Cristo, a cui ogni cristiano deve aderire, è il nostro principale esempio del concetto di “prendersi carico del prossimo”, ha sottolineato Mons. Francesco Soddu, Direttore dell’Ufficio Caritas Italiana, perchè «educare alla carità significa educare alla fede e aiutare i poveri, due principi fondamentali della Chiesa». Papa Francesco, il 16 maggio scorso, ricevendo il comitato esecutivo di Caritas Internationalis, ha affermato che «la Caritas è come la carezza della Madre Chiesa ai suoi figli; la tenerezza, la vicinanza», «è l’amore della Madre Chiesa, che si avvicina, accarezza, giacché una Chiesa senza carità non esiste».

Di sicuro, il testo esortativo di Paolo nella Lettera ai cristiani di Colossi - «Rivestitevi di sentimenti di misericordia, di bontà, di umiltà, di mansuetudine, di pazienza» (Col 3,12) - indica lo stile con cui il Vangelo può raggiungere le periferie esistenziali, lo stile da assumere nel vivere il Vangelo della carità, lo stile della “diakonía”, ovvero del servizio, che è sempre anche “caritas”. È lo stesso Gesù che ha insistito molto sull’azione caritativa: il Vangelo, infatti, non è tale solo per il contenuto, ma deve essere annunciato con uno stile adeguato, coerente con il messaggio stesso. L’azione caritativa non può essere solo un fare il bene, ma deve essere un’azione che anche nelle modalità con le quali è esercitata mostri la carità di Dio.

La stessa Caritas, ha aggiunto Mons. Soddu, è «il ricordarci che dobbiamo essere animati nella e dalla carità», è la «testimonianza che sorregge» e nella comunità ecclesiale ha funzione pedagogica.
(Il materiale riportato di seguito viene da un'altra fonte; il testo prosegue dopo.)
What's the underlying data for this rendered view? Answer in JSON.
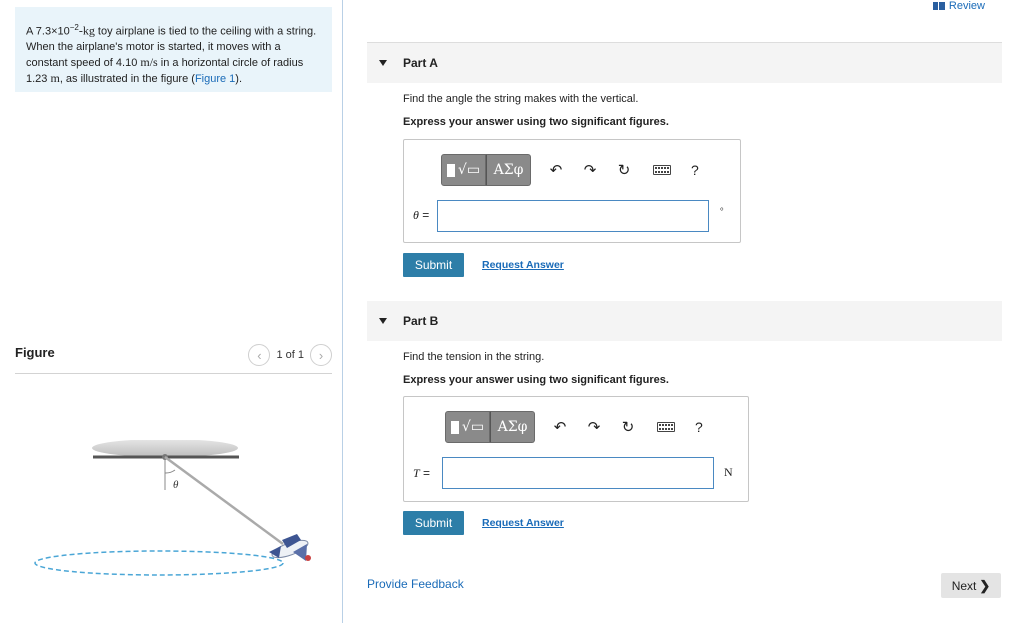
{
  "problem": {
    "t1": "A 7.3×10",
    "t_sup": "−2",
    "t_unit": "-kg",
    "t2": " toy airplane is tied to the ceiling with a string. When the airplane's motor is started, it moves with a constant speed of 4.10 ",
    "speed_unit": "m/s",
    "t3": " in a horizontal circle of radius 1.23 ",
    "radius_unit": "m",
    "t4": ", as illustrated in the figure (",
    "figure_link": "Figure 1",
    "t5": ")."
  },
  "figure": {
    "title": "Figure",
    "pager": "1 of 1",
    "prev_icon": "‹",
    "next_icon": "›",
    "angle_label": "θ"
  },
  "header": {
    "review_label": "Review"
  },
  "parts": [
    {
      "title": "Part A",
      "prompt": "Find the angle the string makes with the vertical.",
      "instruction": "Express your answer using two significant figures.",
      "var_symbol": "θ",
      "var_eq": " =",
      "input_value": "",
      "unit": "°",
      "submit_label": "Submit",
      "request_label": "Request Answer"
    },
    {
      "title": "Part B",
      "prompt": "Find the tension in the string.",
      "instruction": "Express your answer using two significant figures.",
      "var_symbol": "T",
      "var_eq": " =",
      "input_value": "",
      "unit": "N",
      "submit_label": "Submit",
      "request_label": "Request Answer"
    }
  ],
  "toolbar": {
    "template_icon": "√▭",
    "greek_label": "ΑΣφ",
    "undo_icon": "↶",
    "redo_icon": "↷",
    "reset_icon": "↻",
    "help_label": "?"
  },
  "footer": {
    "feedback_label": "Provide Feedback",
    "next_label": "Next",
    "next_icon": "❯"
  },
  "colors": {
    "accent": "#2d7ea8",
    "link": "#1a6bb8",
    "problem_bg": "#e9f4fa"
  }
}
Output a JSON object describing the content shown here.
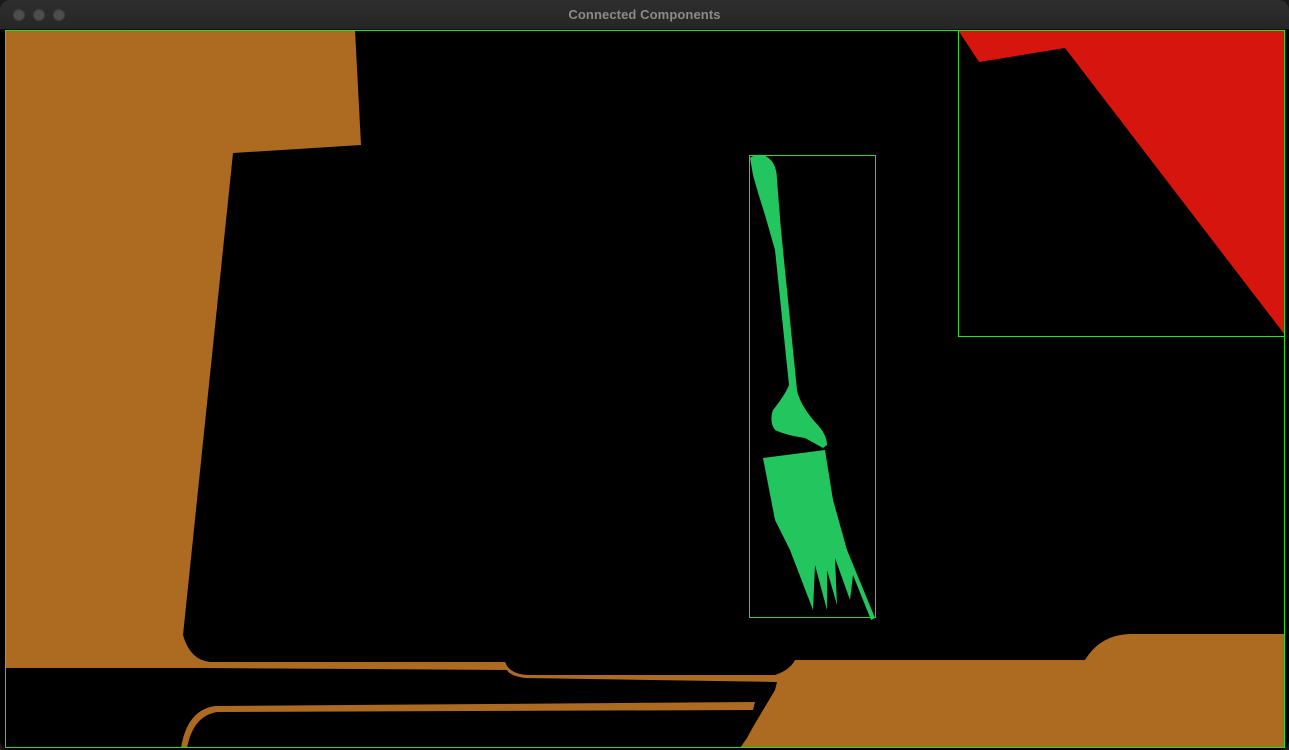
{
  "window": {
    "title": "Connected Components"
  },
  "colors": {
    "background": "#000000",
    "box_outline": "#22e022",
    "component_brown": "#ad6b22",
    "component_green": "#22c55e",
    "component_red": "#d7150f",
    "titlebar": "#2a2a2a",
    "title_text": "#8a8a8a"
  },
  "components": [
    {
      "label": "table-region",
      "color": "brown"
    },
    {
      "label": "fork",
      "color": "green",
      "bounded": true
    },
    {
      "label": "corner-region",
      "color": "red",
      "bounded": true
    }
  ]
}
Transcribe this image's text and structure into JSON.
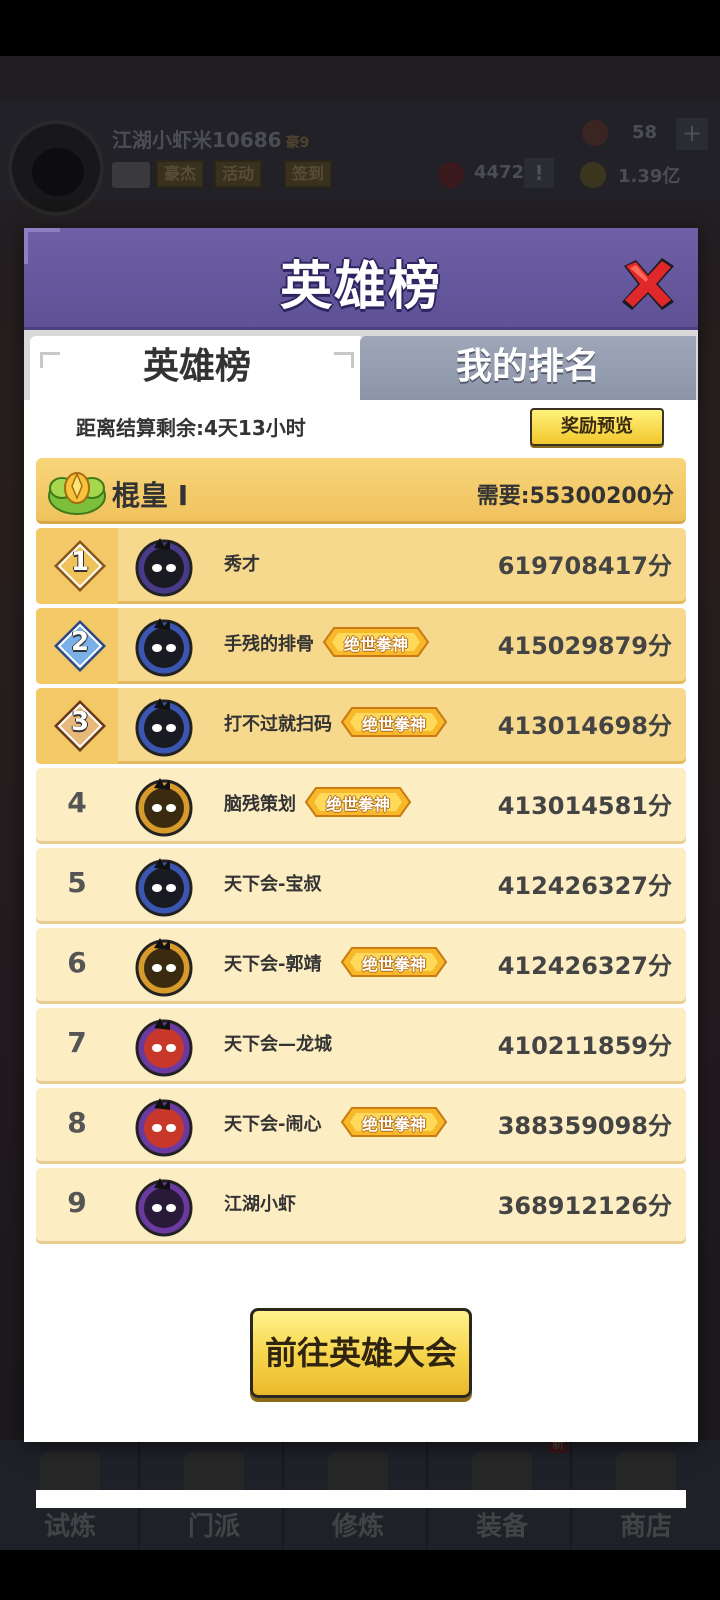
{
  "background": {
    "player": {
      "name": "江湖小虾米10686",
      "vip": "豪9",
      "buttons": [
        "豪杰",
        "活动",
        "签到"
      ]
    },
    "resources": {
      "gems": "58",
      "tokens": "4472",
      "coins": "1.39亿",
      "plus_label": "+",
      "alert_label": "!"
    },
    "nav": [
      {
        "label": "试炼",
        "icon": "ninja-icon"
      },
      {
        "label": "门派",
        "icon": "temple-icon"
      },
      {
        "label": "修炼",
        "icon": "book-icon"
      },
      {
        "label": "装备",
        "icon": "sword-icon"
      },
      {
        "label": "商店",
        "icon": "shop-icon"
      }
    ],
    "new_badge": "新"
  },
  "dialog": {
    "title": "英雄榜",
    "close_icon": "close-x-icon",
    "tabs": [
      {
        "label": "英雄榜",
        "active": true
      },
      {
        "label": "我的排名",
        "active": false
      }
    ],
    "countdown": "距离结算剩余:4天13小时",
    "reward_button": "奖励预览",
    "tier": {
      "name": "棍皇 I",
      "requirement": "需要:55300200分"
    },
    "rows": [
      {
        "rank": "1",
        "name": "秀才",
        "badge": "",
        "score": "619708417分",
        "avatar": "black-ninja"
      },
      {
        "rank": "2",
        "name": "手残的排骨",
        "badge": "绝世拳神",
        "score": "415029879分",
        "avatar": "blue-ninja"
      },
      {
        "rank": "3",
        "name": "打不过就扫码",
        "badge": "绝世拳神",
        "score": "413014698分",
        "avatar": "blue-ninja"
      },
      {
        "rank": "4",
        "name": "脑残策划",
        "badge": "绝世拳神",
        "score": "413014581分",
        "avatar": "gold-ninja"
      },
      {
        "rank": "5",
        "name": "天下会-宝叔",
        "badge": "",
        "score": "412426327分",
        "avatar": "blue-ninja"
      },
      {
        "rank": "6",
        "name": "天下会-郭靖",
        "badge": "绝世拳神",
        "score": "412426327分",
        "avatar": "gold-ninja"
      },
      {
        "rank": "7",
        "name": "天下会—龙城",
        "badge": "",
        "score": "410211859分",
        "avatar": "red-fox"
      },
      {
        "rank": "8",
        "name": "天下会-闹心",
        "badge": "绝世拳神",
        "score": "388359098分",
        "avatar": "red-fox"
      },
      {
        "rank": "9",
        "name": "江湖小虾",
        "badge": "",
        "score": "368912126分",
        "avatar": "purple-ninja"
      }
    ],
    "go_button": "前往英雄大会"
  },
  "colors": {
    "header": "#6e5fa6",
    "row_top": "#f7d98d",
    "row_normal": "#fcedc3",
    "button": "#f6d34a"
  }
}
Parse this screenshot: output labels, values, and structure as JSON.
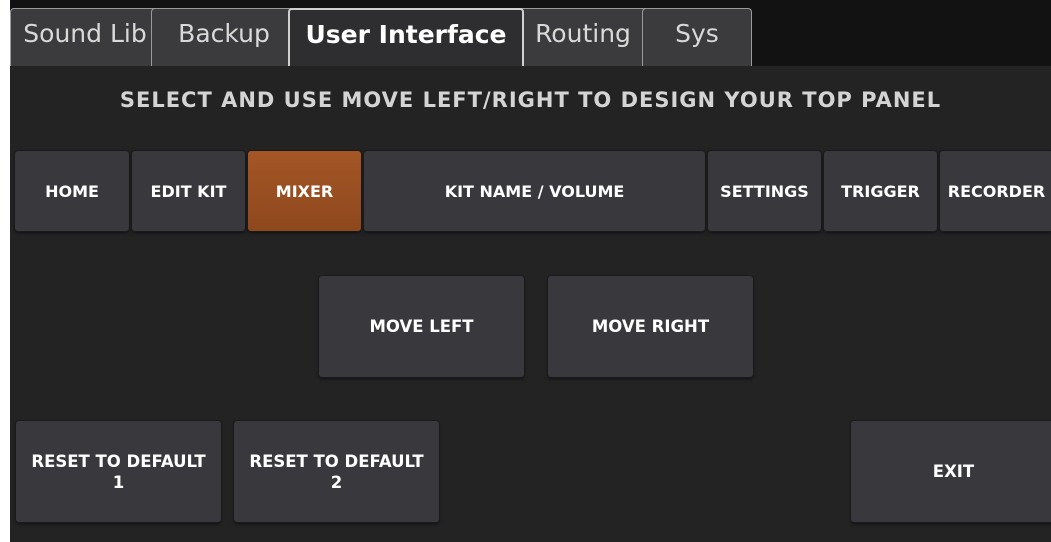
{
  "tabs": [
    {
      "label": "Sound Lib",
      "active": false
    },
    {
      "label": "Backup",
      "active": false
    },
    {
      "label": "User Interface",
      "active": true
    },
    {
      "label": "Routing",
      "active": false
    },
    {
      "label": "Sys",
      "active": false
    }
  ],
  "heading": "SELECT AND USE MOVE LEFT/RIGHT TO DESIGN YOUR TOP PANEL",
  "panel_buttons": [
    {
      "label": "HOME",
      "selected": false
    },
    {
      "label": "EDIT KIT",
      "selected": false
    },
    {
      "label": "MIXER",
      "selected": true
    },
    {
      "label": "KIT NAME / VOLUME",
      "selected": false
    },
    {
      "label": "SETTINGS",
      "selected": false
    },
    {
      "label": "TRIGGER",
      "selected": false
    },
    {
      "label": "RECORDER",
      "selected": false
    }
  ],
  "move_buttons": {
    "left": "MOVE LEFT",
    "right": "MOVE RIGHT"
  },
  "reset_buttons": {
    "default1_line1": "RESET TO DEFAULT",
    "default1_line2": "1",
    "default2_line1": "RESET TO DEFAULT",
    "default2_line2": "2"
  },
  "exit_label": "EXIT",
  "colors": {
    "background": "#232324",
    "button": "#39393d",
    "selected": "#9b4f22",
    "text": "#ffffff"
  }
}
Lo stesso don Tonino, analizzando il contenuto dei verbi proposti nell'icona biblica del Buon Samaritano, rilancia con forza l'esortazione a vivere la carità «con viscere di misericordia»: occorre prendere coscienza che i poveri esistono ancora, fasciarne le ferite, rimuovere i meccanismi che generano sofferenza, liberare dal bisogno, lasciarci evangelizzare dagli ultimi. Al cospetto del povero il Signore Gesù si sente stringere il cuore, si commuove e agisce in suo favore. Don Tonino ci invita a fare altrettanto. «Se la fede ci fa essere credenti e la speranza ci fa essere credibili, è solo la carità che ci fa essere creduti».

«L’individualismo esasperato e la competizione non aiutano a far crescere la comunità. Responsabilità e comunità fanno la “vera qualità della vita”, perché costruiscono legami, aiutano la vita in tutte le sue fasi e componenti, costruiscono città e Chiesa, in un dialogo tra loro rinnovato di gioia e di speranza - si legge ancora nel programma pastorale diocesano -. La comunità diventa metafora di una vita vissuta bene, di stili e comportamenti fraterni. Il valore della gratuità che la comunità difende non va solo attribuito alla propria attività di volontariato, ma deve diventare testimonianza anche per l’impegno nelle attività non-profit del terzo settore. Ciò che si testimonia nell’attività di volontariato non è altro che il paradigma della vita personale e lo stile con cui vivere le relazioni anche nella professione, nella quotidianità della vita».

Purtroppo, la chiesa attuale pare abbia dimenticato il valore dell’educere e dell’intusducere, il significato di apostolato evangelico perché disancorata dalla Parola di Dio.